I would love to know of other ideas people have for alternatives to high-stakes final exams or any feedback on these still-cooking ones. Share them in the comments or send out a tweet.


  1. In most of my courses the final is just a last SBAR opportunity. I ask everyone to do at least one problem, and I try to have a fun synthesizing problem as that choice. But I love the courses where we can end with a project and student presentations. And the more choice the better.

    1. Yes! Why do we have to choose? I feel like projects and presentations complement some of the other options so well. It means there are multiple ways to show understanding, which lowers the stakes on each individual component.

  2. I like the idea of multiple pieces to the end assessment. They all cover different things and allow more opportunities for ss to demonstrate understanding. As an aside, as a student I strongly disliked projects and presentations so a choice would have been my vote back then. Also I'm just at an event today at UW that is using oral solution presentations. So that's on my mind. They're doing 5 problems over 3 hours with multiple chances to reexplain. The nice thing is that if the problems are meaty enough you can proctor a whole room without everyone bunching up for the oral portion. One other format I like is a take home problem set with some kind of honor code about doing it without outside help.

    1. Do you think that doing projects and presentations would have been less useful as a learning opportunity for you because you disliked them? I think a lot about the tension between choice, which usually means students pursuing deeper things they're already interested in or believe themselves to be good at, and pushing students (gently) to work on aspects of their thinking and learning that are more challenging for them.

      Thanks for the addition of take-home problem sets. I'll go ahead and add it to the list above. I haven't used this strategy much, but know lots of people have. It seems like a way to save time and make a final exam feel less stressful for students. Would you give problems at the same or a higher level of difficulty for a take-home assessment as for an in-class timed one?

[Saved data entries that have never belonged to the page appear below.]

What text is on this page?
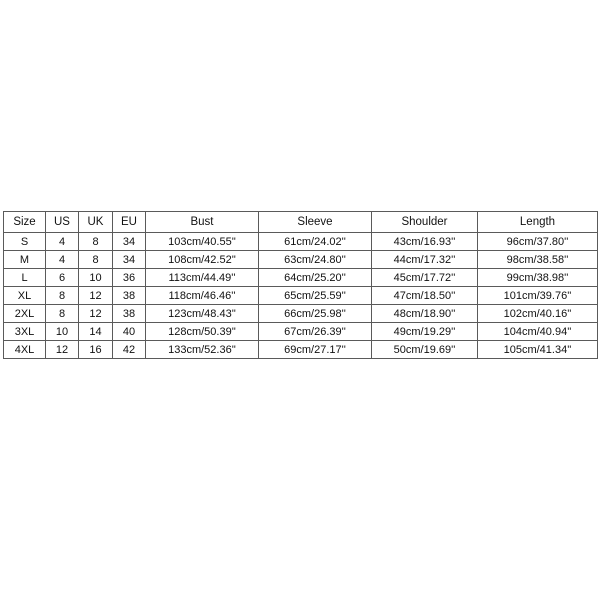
Size	US	UK	EU	Bust	Sleeve	Shoulder	Length
S	4	8	34	103cm/40.55''	61cm/24.02''	43cm/16.93''	96cm/37.80''
M	4	8	34	108cm/42.52''	63cm/24.80''	44cm/17.32''	98cm/38.58''
L	6	10	36	113cm/44.49''	64cm/25.20''	45cm/17.72''	99cm/38.98''
XL	8	12	38	118cm/46.46''	65cm/25.59''	47cm/18.50''	101cm/39.76''
2XL	8	12	38	123cm/48.43''	66cm/25.98''	48cm/18.90''	102cm/40.16''
3XL	10	14	40	128cm/50.39''	67cm/26.39''	49cm/19.29''	104cm/40.94''
4XL	12	16	42	133cm/52.36''	69cm/27.17''	50cm/19.69''	105cm/41.34''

    2. I love all these ideas! At my last school, in addition to a final exam in each class the students had to do a portfolio assignment. The basic idea was that students had to describe one learning objective and how their work at some point in the semester demonstrated their understanding of the objective. It was really cool, but definitely had some kids scrambling at the end who had procrastinated. I also was not super familiar with what it should have looked like so I could have done better at making them think about it more throughout the semester. Most students chose a project that they did but some did different things like quizzes or random assignments. I think a portfolio could be a great replacement to a final exam, as long as it's organized enough.

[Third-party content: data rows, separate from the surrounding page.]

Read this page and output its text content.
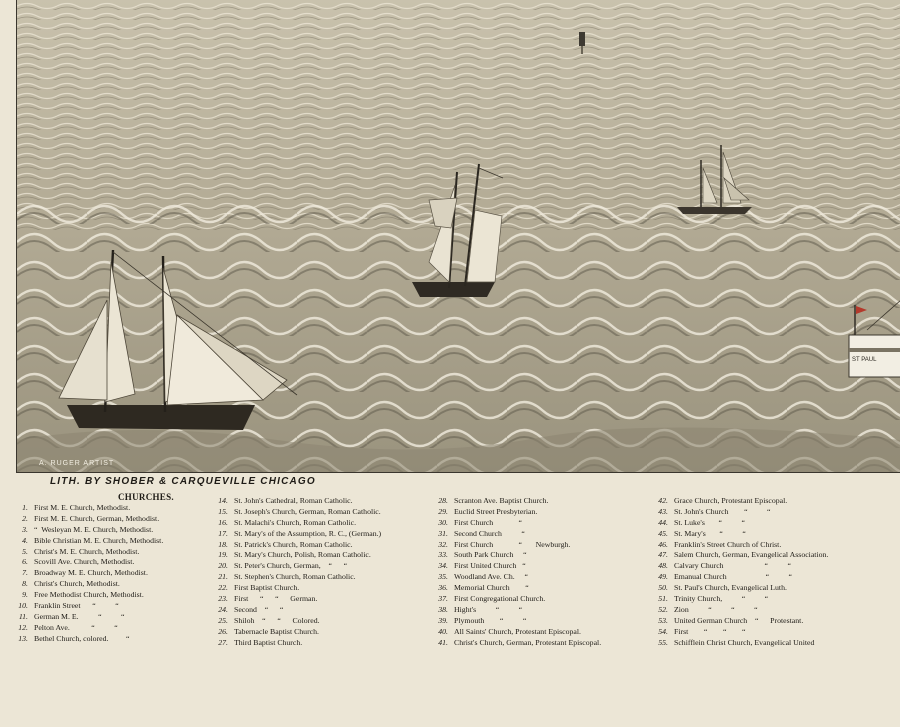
ST PAUL
A. RUGER ARTIST
LITH. BY SHOBER & CARQUEVILLE CHICAGO
CHURCHES.
1. First M. E. Church, Methodist.
2. First M. E. Church, German, Methodist.
3. “  Wesleyan M. E. Church, Methodist.
4. Bible Christian M. E. Church, Methodist.
5. Christ's M. E. Church, Methodist.
6. Scovill Ave. Church, Methodist.
7. Broadway M. E. Church, Methodist.
8. Christ's Church, Methodist.
9. Free Methodist Church, Methodist.
10. Franklin Street      “          “
11. German M. E.          “          “
12. Pelton Ave.           “          “
13. Bethel Church, colored.         “
14. St. John's Cathedral, Roman Catholic.
15. St. Joseph's Church, German, Roman Catholic.
16. St. Malachi's Church, Roman Catholic.
17. St. Mary's of the Assumption, R. C., (German.)
18. St. Patrick's Church, Roman Catholic.
19. St. Mary's Church, Polish, Roman Catholic.
20. St. Peter's Church, German,    “      “
21. St. Stephen's Church, Roman Catholic.
22. First Baptist Church.
23. First      “      “      German.
24. Second    “      “
25. Shiloh    “      “      Colored.
26. Tabernacle Baptist Church.
27. Third Baptist Church.
28. Scranton Ave. Baptist Church.
29. Euclid Street Presbyterian.
30. First Church             “
31. Second Church          “
32. First Church             “       Newburgh.
33. South Park Church     “
34. First United Church   “
35. Woodland Ave. Ch.     “
36. Memorial Church        “
37. First Congregational Church.
38. Hight's          “          “
39. Plymouth        “          “
40. All Saints' Church, Protestant Episcopal.
41. Christ's Church, German, Protestant Episcopal.
42. Grace Church, Protestant Episcopal.
43. St. John's Church        “          “
44. St. Luke's       “          “
45. St. Mary's       “          “
46. Franklin's Street Church of Christ.
47. Salem Church, German, Evangelical Association.
48. Calvary Church                     “          “
49. Emanual Church                    “          “
50. St. Paul's Church, Evangelical Luth.
51. Trinity Church,          “          “
52. Zion          “          “          “
53. United German Church    “      Protestant.
54. First        “        “        “
55. Schifflein Christ Church, Evangelical United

    3. I did a three part final in my post Algebra 2, College Readiness class: 10% a do now/take home Quadratic anchor problem set, 40% Delta Math 12 problems, 6 concepts--no penalty for incorrect answers, and 50% THEY made a Desmos Activity Builder that the other student had access to of the semester's review topics. (One concept per two people).
      It was wonderful. My students worked so hard during their final bc they could see their Delta Math Progress.

    4. For me, presentations always made me nervous. I still to this day occasionally get a case of nerves despite having to talk in front of groups fairly often. Also while I love Math, I'm not very keen on graphic design or slide creation. So the pressure of the presentation did always outweigh the learning opportunity part. But you could easily make a claim that it was a life skill I needed to practice.

      Also, although this can be corrected for, I often see projects devolve to either take a survey, graph some data and do some cursory analysis OR do a simple probability experiment. So I think the key is to vet the ideas.

    5. Re ensuring appropriate depth of projects, I think that this can’t be the first time the students are doing a big Math project because then they don’t really have a frame of reference for what makes for a good project and what is a reasonable question to bite off in the amount of time provided. My students this year tended to overshoot and be overly ambitious so we talked a lot about backup plans and more achievable goals on the way to the Really Amazing But Super Hard Question they were interested in exploring, just in case the giant, ambitious goal didn’t work out or took too long.

      I think that you make some very valid points about the disconnect between presentations and some students. The big positive for presentations in my book is the creation of an authentic audience to whom results must be communicated. Rather than saying, “explain your thinking so that an imaginary peer who hypothetically could read your writing would understand,” it’s patently clear that the presentation, which has an audience of very real peers, needs to make sense to them. I am thinking more now, however, about coaching or helping students for whom public speaking is stressful or who would not shine in that medium.

    6. Amy, I really like the idea of students collaborating to make a class review activity for each other. It seems like another great complement for an individual assessment. I haven’t used Delta Math, but it’s on my list of resources to check out over the summer. What do you like about it? How does it compare/contrast to Khan Academy?

    7. Marissa, did students select the learning objective for which they provided evidence of understanding? Was it looking at a single assessment (project, quiz, etc) or at growth in understanding that objective over time? I think that if I do portfolios, I would like to heavily focus on the mathematical practices or growth over time, but that definitely seems to require a lot of advance planning and a clear idea of what I’m looking for from students.